The first two tracks contain rhythm and beats that aren’t as groovy as his early music, but still leave something one can tap their foot or nod their head to. This is all thrown off towards his voice, which can be a hit and miss for listeners. As his name suggests, Teen Daze’s voice sounds like… well, a teen’s. It’s not quite as emotionally powerful as Youth Lagoon, but a toned down Owl City in falsetto. “Garden 1” is a prime example; it takes a more acoustic approach, trying to be passionate but comes off as a whiny off-pitch man who isn’t fifteen anymore. If the vocals were dialed down, lowered or just flat-out removed, these tracks would flow and suit the serenity of the following tracks.

While the first few are more similar towards dream pop with bands like Beach House and Memoryhouse, the rest of the ten track album is mostly all ambient and instrumental music. The strongest are those without vocals, sailing fluidly with no awkward interruptions and evoking a calm, neutral demeanor. Still being a relatively young and new artist, one can definitely hear the influences in each track from other contemporary staples in the genres he duplicates. “Discipleship” is a seven minute instrumental track, very similar toward other artists such as The Album Leaf and Explosions in the Sky. “By Love” is a more scenic track with birds chirping in the background and a harp that drifts the track along that suits the album art. “Union” is a random track that comes along halfway through that would make listeners turn down their stereos with the silent outro of the previous track. A more lo-fi indie pop track, “Union” demonstrates the ability Teen Daze has to create a more band sound including female vocals from Frankie Rose, but does not suit the moods conveyed previously.

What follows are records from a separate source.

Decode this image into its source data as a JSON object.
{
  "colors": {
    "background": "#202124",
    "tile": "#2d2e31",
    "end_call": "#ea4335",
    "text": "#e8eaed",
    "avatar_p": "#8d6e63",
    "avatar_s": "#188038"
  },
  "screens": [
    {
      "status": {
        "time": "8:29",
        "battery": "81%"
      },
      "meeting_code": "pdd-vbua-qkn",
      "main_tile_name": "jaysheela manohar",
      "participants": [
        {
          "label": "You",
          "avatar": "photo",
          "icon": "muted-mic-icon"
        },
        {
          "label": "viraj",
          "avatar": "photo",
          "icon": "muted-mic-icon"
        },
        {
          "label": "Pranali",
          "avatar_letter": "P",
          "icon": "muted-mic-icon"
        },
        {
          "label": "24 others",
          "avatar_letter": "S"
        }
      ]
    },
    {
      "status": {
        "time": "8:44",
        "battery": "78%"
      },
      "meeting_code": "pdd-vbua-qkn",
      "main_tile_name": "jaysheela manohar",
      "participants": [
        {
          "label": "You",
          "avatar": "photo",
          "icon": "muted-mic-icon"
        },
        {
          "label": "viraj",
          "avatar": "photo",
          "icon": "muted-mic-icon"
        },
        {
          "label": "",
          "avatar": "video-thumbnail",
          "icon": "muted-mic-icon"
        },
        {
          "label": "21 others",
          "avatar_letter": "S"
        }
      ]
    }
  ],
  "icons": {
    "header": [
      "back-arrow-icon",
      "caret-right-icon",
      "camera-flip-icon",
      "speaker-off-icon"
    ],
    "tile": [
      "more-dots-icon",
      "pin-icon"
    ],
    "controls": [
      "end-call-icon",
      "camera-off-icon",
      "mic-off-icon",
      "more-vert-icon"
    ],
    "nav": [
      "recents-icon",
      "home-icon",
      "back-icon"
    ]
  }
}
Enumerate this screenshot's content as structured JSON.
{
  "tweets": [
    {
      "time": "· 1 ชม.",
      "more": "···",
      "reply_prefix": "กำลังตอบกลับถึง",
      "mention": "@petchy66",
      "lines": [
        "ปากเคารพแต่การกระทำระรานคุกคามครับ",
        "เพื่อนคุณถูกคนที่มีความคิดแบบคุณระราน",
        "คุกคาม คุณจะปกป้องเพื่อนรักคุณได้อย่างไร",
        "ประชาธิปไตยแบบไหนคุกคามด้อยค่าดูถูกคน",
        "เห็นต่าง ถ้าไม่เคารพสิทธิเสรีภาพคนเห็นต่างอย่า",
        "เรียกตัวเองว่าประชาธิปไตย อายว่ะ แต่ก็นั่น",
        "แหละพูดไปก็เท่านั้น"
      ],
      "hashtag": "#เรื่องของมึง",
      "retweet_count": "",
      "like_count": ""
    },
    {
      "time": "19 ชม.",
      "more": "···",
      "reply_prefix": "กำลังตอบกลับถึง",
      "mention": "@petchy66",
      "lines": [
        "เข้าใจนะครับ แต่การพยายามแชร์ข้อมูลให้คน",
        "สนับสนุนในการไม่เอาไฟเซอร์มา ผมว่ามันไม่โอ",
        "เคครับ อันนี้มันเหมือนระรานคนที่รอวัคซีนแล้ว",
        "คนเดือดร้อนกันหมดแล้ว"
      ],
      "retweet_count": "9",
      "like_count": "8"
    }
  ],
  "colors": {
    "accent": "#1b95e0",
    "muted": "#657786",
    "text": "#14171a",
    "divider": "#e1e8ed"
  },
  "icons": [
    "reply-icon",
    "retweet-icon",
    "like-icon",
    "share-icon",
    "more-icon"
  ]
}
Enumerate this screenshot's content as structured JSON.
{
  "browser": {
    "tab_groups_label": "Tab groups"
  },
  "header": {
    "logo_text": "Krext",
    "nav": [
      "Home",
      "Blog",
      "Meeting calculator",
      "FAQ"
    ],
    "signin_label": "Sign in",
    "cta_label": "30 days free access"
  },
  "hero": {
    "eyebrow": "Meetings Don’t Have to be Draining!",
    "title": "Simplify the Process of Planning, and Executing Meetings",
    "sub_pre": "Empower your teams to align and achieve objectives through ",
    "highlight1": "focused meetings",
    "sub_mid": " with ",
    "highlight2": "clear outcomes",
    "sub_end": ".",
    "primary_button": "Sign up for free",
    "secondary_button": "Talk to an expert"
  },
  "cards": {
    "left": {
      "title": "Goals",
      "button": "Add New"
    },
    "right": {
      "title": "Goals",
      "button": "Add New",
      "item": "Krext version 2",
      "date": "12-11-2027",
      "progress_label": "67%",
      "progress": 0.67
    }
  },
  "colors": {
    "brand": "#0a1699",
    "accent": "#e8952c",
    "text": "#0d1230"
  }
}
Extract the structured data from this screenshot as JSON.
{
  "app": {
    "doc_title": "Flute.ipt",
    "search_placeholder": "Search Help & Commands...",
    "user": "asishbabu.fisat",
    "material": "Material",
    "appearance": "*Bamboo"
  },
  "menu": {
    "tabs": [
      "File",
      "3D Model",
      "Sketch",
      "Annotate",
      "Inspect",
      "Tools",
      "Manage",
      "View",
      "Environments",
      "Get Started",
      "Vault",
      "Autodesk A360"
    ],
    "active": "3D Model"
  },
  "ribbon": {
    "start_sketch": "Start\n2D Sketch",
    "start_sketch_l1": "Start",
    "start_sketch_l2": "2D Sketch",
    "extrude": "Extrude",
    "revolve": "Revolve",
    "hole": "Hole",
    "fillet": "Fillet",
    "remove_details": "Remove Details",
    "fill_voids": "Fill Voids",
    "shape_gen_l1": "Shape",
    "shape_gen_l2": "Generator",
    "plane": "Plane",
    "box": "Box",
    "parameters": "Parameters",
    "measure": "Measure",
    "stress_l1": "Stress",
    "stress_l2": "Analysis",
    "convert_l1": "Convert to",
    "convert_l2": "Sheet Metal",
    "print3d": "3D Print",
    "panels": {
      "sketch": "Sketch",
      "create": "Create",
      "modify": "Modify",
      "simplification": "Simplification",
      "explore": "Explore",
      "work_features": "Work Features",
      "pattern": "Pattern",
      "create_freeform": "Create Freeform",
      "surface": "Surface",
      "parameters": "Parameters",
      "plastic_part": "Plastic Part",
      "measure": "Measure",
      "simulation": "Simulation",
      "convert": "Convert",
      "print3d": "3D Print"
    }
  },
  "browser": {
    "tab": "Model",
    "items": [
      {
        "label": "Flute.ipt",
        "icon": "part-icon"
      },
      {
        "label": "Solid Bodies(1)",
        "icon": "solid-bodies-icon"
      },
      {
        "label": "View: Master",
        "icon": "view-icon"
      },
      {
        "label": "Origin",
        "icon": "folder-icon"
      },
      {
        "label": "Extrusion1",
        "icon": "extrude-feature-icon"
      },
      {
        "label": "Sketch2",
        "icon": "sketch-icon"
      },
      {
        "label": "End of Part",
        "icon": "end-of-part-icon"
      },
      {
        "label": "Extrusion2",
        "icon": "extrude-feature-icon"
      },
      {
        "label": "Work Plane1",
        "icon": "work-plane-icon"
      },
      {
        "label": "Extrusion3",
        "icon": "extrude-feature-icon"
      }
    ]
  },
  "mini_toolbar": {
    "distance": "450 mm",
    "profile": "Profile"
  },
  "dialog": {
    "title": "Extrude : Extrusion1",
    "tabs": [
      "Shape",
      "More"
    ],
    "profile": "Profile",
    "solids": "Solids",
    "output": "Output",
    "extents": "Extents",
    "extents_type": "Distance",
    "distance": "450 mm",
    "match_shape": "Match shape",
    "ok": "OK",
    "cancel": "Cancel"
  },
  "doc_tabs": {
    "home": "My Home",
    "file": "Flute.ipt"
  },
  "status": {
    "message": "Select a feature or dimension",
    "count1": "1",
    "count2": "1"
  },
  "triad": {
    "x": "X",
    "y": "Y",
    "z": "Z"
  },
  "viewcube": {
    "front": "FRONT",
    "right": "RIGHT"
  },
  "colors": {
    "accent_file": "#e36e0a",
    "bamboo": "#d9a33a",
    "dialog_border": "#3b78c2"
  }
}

“The Inner Mansions” is not quite background music, something one would hear in an elevator or public place and pass over one’s ear, but an album indecisive of the sounds it wants to convey. Vocals or not, half of the tracks could be released as an ambient instrumental EP, while the other a dream pop EP, and when meshed together can be argued that they flow but do not convey the same moods. Jamison shows some promise, but “The Inner Manshions” is a disappointment when compared to the cohesiveness of “All of Us, Together.”